# Router Jig for diy



## John C (Sep 24, 2004)

Years ago when I was still in high school I had gotten a router crafter from Sears. I was wondering if there was still some type of similar jig that could be used with my router; or if there was some plans for building a carrier for a router over a lathe not only to cut slots but also to do some of the spiral cuts etc.
Thanks,
John C


----------



## karateed (Feb 7, 2006)

Hi John,

A number of us have bought the router crafter over ebay. There are also other makes and models of these types of jigs available.

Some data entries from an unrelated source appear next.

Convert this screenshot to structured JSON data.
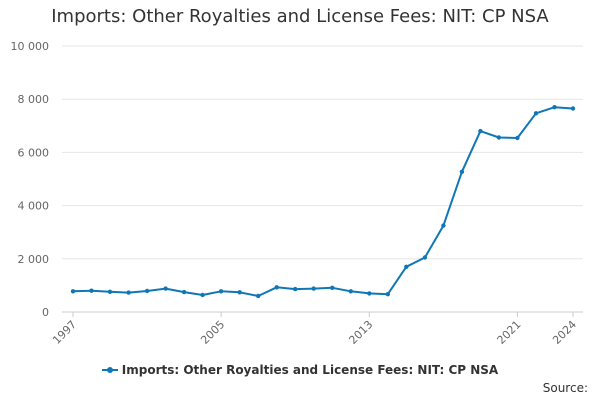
{
  "chart_data": {
    "type": "line",
    "title": "Imports: Other Royalties and License Fees: NIT: CP NSA",
    "xlabel": "",
    "ylabel": "",
    "x": [
      1997,
      1998,
      1999,
      2000,
      2001,
      2002,
      2003,
      2004,
      2005,
      2006,
      2007,
      2008,
      2009,
      2010,
      2011,
      2012,
      2013,
      2014,
      2015,
      2016,
      2017,
      2018,
      2019,
      2020,
      2021,
      2022,
      2023,
      2024
    ],
    "x_tick_labels": [
      "1997",
      "2005",
      "2013",
      "2021",
      "2024"
    ],
    "y_tick_labels": [
      "0",
      "2 000",
      "4 000",
      "6 000",
      "8 000",
      "10 000"
    ],
    "ylim": [
      0,
      10000
    ],
    "grid": true,
    "legend_position": "bottom",
    "series": [
      {
        "name": "Imports: Other Royalties and License Fees: NIT: CP NSA",
        "color": "#1077b7",
        "values": [
          780,
          800,
          760,
          730,
          790,
          880,
          750,
          640,
          780,
          740,
          600,
          930,
          860,
          880,
          910,
          780,
          700,
          670,
          1700,
          2050,
          3250,
          5270,
          6800,
          6560,
          6540,
          7470,
          7700,
          7650
        ]
      }
    ]
  },
  "legend": {
    "label": "Imports: Other Royalties and License Fees: NIT: CP NSA"
  },
  "footer": {
    "source": "Source:"
  }
}
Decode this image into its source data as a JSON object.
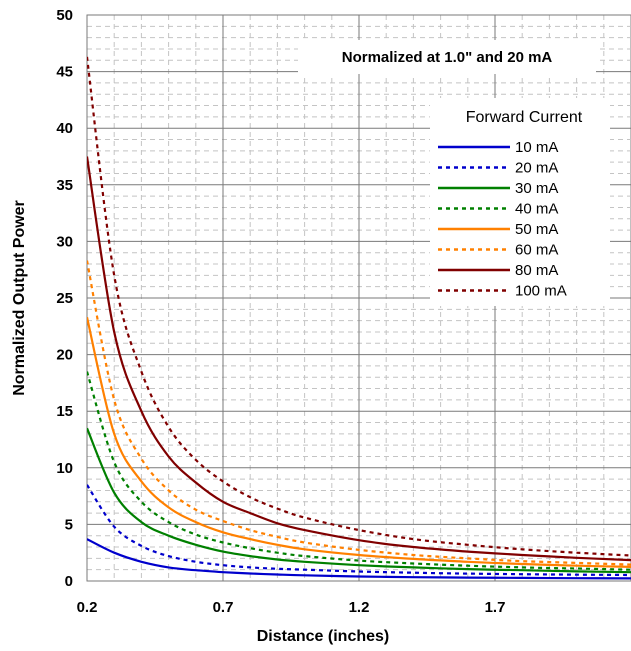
{
  "chart_data": {
    "type": "line",
    "annotation": "Normalized at 1.0\" and 20 mA",
    "xlabel": "Distance (inches)",
    "ylabel": "Normalized Output Power",
    "xlim": [
      0.2,
      2.2
    ],
    "ylim": [
      0,
      50
    ],
    "x_ticks": [
      "0.2",
      "0.7",
      "1.2",
      "1.7"
    ],
    "x_tick_values": [
      0.2,
      0.7,
      1.2,
      1.7
    ],
    "y_ticks": [
      "0",
      "5",
      "10",
      "15",
      "20",
      "25",
      "30",
      "35",
      "40",
      "45",
      "50"
    ],
    "y_tick_values": [
      0,
      5,
      10,
      15,
      20,
      25,
      30,
      35,
      40,
      45,
      50
    ],
    "grid": true,
    "legend_title": "Forward Current",
    "legend_position": "top-right",
    "x": [
      0.2,
      0.3,
      0.4,
      0.5,
      0.6,
      0.7,
      0.8,
      0.9,
      1.0,
      1.2,
      1.4,
      1.6,
      1.8,
      2.0,
      2.2
    ],
    "series": [
      {
        "name": "10 mA",
        "color": "#0000cc",
        "dash": "solid",
        "values": [
          3.7,
          2.5,
          1.7,
          1.2,
          0.95,
          0.78,
          0.66,
          0.57,
          0.5,
          0.4,
          0.34,
          0.3,
          0.27,
          0.25,
          0.23
        ]
      },
      {
        "name": "20 mA",
        "color": "#0000cc",
        "dash": "dotted",
        "values": [
          8.5,
          4.8,
          3.1,
          2.2,
          1.7,
          1.4,
          1.2,
          1.08,
          1.0,
          0.84,
          0.73,
          0.65,
          0.6,
          0.56,
          0.53
        ]
      },
      {
        "name": "30 mA",
        "color": "#008000",
        "dash": "solid",
        "values": [
          13.5,
          7.8,
          5.2,
          4.0,
          3.2,
          2.6,
          2.2,
          1.9,
          1.7,
          1.4,
          1.2,
          1.05,
          0.95,
          0.85,
          0.78
        ]
      },
      {
        "name": "40 mA",
        "color": "#008000",
        "dash": "dotted",
        "values": [
          18.5,
          10.5,
          7.0,
          5.2,
          4.1,
          3.4,
          2.9,
          2.5,
          2.2,
          1.8,
          1.55,
          1.35,
          1.2,
          1.1,
          1.0
        ]
      },
      {
        "name": "50 mA",
        "color": "#ff8000",
        "dash": "solid",
        "values": [
          23.3,
          13.0,
          8.8,
          6.5,
          5.2,
          4.3,
          3.7,
          3.2,
          2.8,
          2.3,
          1.95,
          1.7,
          1.5,
          1.35,
          1.25
        ]
      },
      {
        "name": "60 mA",
        "color": "#ff8000",
        "dash": "dotted",
        "values": [
          28.3,
          16.0,
          10.8,
          8.0,
          6.3,
          5.3,
          4.5,
          3.9,
          3.4,
          2.75,
          2.3,
          2.0,
          1.75,
          1.6,
          1.45
        ]
      },
      {
        "name": "80 mA",
        "color": "#800000",
        "dash": "solid",
        "values": [
          37.5,
          22.0,
          15.0,
          11.0,
          8.7,
          7.0,
          6.0,
          5.1,
          4.5,
          3.6,
          3.0,
          2.6,
          2.3,
          2.05,
          1.85
        ]
      },
      {
        "name": "100 mA",
        "color": "#800000",
        "dash": "dotted",
        "values": [
          46.3,
          27.0,
          18.5,
          13.6,
          10.7,
          8.8,
          7.4,
          6.4,
          5.6,
          4.5,
          3.7,
          3.2,
          2.8,
          2.5,
          2.25
        ]
      }
    ]
  }
}
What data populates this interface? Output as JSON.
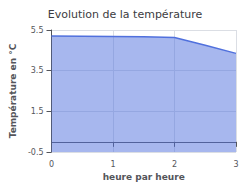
{
  "chart_data": {
    "type": "area",
    "title": "Evolution de la température",
    "xlabel": "heure par heure",
    "ylabel": "Température en °C",
    "x": [
      0,
      0.5,
      1.0,
      1.5,
      2.0,
      2.5,
      3.0
    ],
    "values": [
      5.2,
      5.19,
      5.18,
      5.17,
      5.13,
      4.75,
      4.35
    ],
    "xlim": [
      0,
      3
    ],
    "xticks": [
      0,
      1,
      2,
      3
    ],
    "ylim": [
      -0.5,
      5.5
    ],
    "yticks": [
      -0.5,
      1.5,
      3.5,
      5.5
    ],
    "grid": true
  }
}
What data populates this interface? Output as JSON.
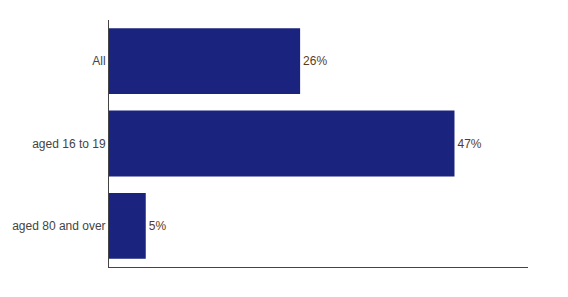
{
  "chart_data": {
    "type": "bar",
    "orientation": "horizontal",
    "categories": [
      "aged 80 and over",
      "aged 16 to 19",
      "All"
    ],
    "values": [
      5,
      47,
      26
    ],
    "value_labels": [
      "5%",
      "47%",
      "26%"
    ],
    "data_labels": true,
    "color": "#1a237e",
    "xlim": [
      0,
      57
    ],
    "tick_labels": "y",
    "grid": false
  }
}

I believe BJ has a type that is being made currently that can be purchased as well.

Ed......


----------



## bobj3 (Jan 17, 2006)

Hi John

Here's some links. I think I still have some PDF files how to make one for the lathe but most are just a bit lame,,  if you ask I will dig them out and post them,,,  if it's worth doing it's worth doing it right 

http://www.routerforums.com/74141-post34.html
http://www.routerforums.com/jigs-fixtures/8193-beadlock-pro-joinery.html
http://www.routerforums.com/jigs-fixtures/8193-beadlock-pro-joinery-4.html

======


John C said:


> Years ago when I was still in high school I had gotten a router crafter from Sears. I was wondering if there was still some type of similar jig that could be used with my router; or if there was some plans for building a carrier for a router over a lathe not only to cut slots but also to do some of the spiral cuts etc.
> Thanks,
> John C


----------



## GBM (Dec 18, 2007)

I went to that post Bobj3 just posted and looked at the first url referenced... The first picture of the spiral maker I pulled up slapped me in the face.... it has been a very dry year here in Central Texas... and two trees near the house just died. A Sweetgum and a Pine.... the idea of sticking a ' rough' limb or trunk into the machine and coming out with a spiral post.... amazing... 
Warm up my 036A Stihl. It is finally cool enough weather for timber cutting ! LOL


----------



## bobj3 (Jan 17, 2006)

HI GMB

It's one of the FUN tools to use in the shop I will say use DRY lumber the one you see in the snapshots was about 2 days old from a tree (ASPEN) to a lamp stand...my son took it home and did all the sanding after about 30 days, the fuzz from the turning takes a bit to dry out..

=======



GBM said:


> I went to that post Bobj3 just posted and looked at the first url referenced... The first picture of the spiral maker I pulled up slapped me in the face.... it has been a very dry year here in Central Texas... and two trees near the house just died. A Sweetgum and a Pine.... the idea of sticking a ' rough' limb or trunk into the machine and coming out with a spiral post.... amazing...
> Warm up my 036A Stihl. It is finally cool enough weather for timber cutting ! LOL


----------



## GBM (Dec 18, 2007)

LOL, Well , the tree died from dryness... I am hoping it won't require further seasoning as I have no place to do that... attacking green wood then restricting the moisture movement is about all I can hope for... I usually use mesquite heart wood which does not require any seasoning... too stubborn to warp... 
GBM


----------



## CharleyL (Feb 28, 2009)

I ran across a similar tool to the Craftsman Router Crafter that all of you might be interested in. Do a Google search for "Pioneer Router Lathe". It seems to do everything the router crafter was designed to do and is very similar in design, but available new. I can't post links yet. 

CharleyL


----------



## bobj3 (Jan 17, 2006)

HI CharleyL

It's a great tool,,if you do a search on the forum you will see one come up 
Also in my Gallery 

======




CharleyL said:


> I ran across a similar tool to the Craftsman Router Crafter that all of you might be interested in. Do a Google search for "Pioneer Router Lathe". It seems to do everything the router crafter was designed to do and is very similar in design, but available new. I can't post links yet.
> 
> CharleyL


----------



## WoodBrewer (Mar 4, 2009)

by all means if you search you can make one


----------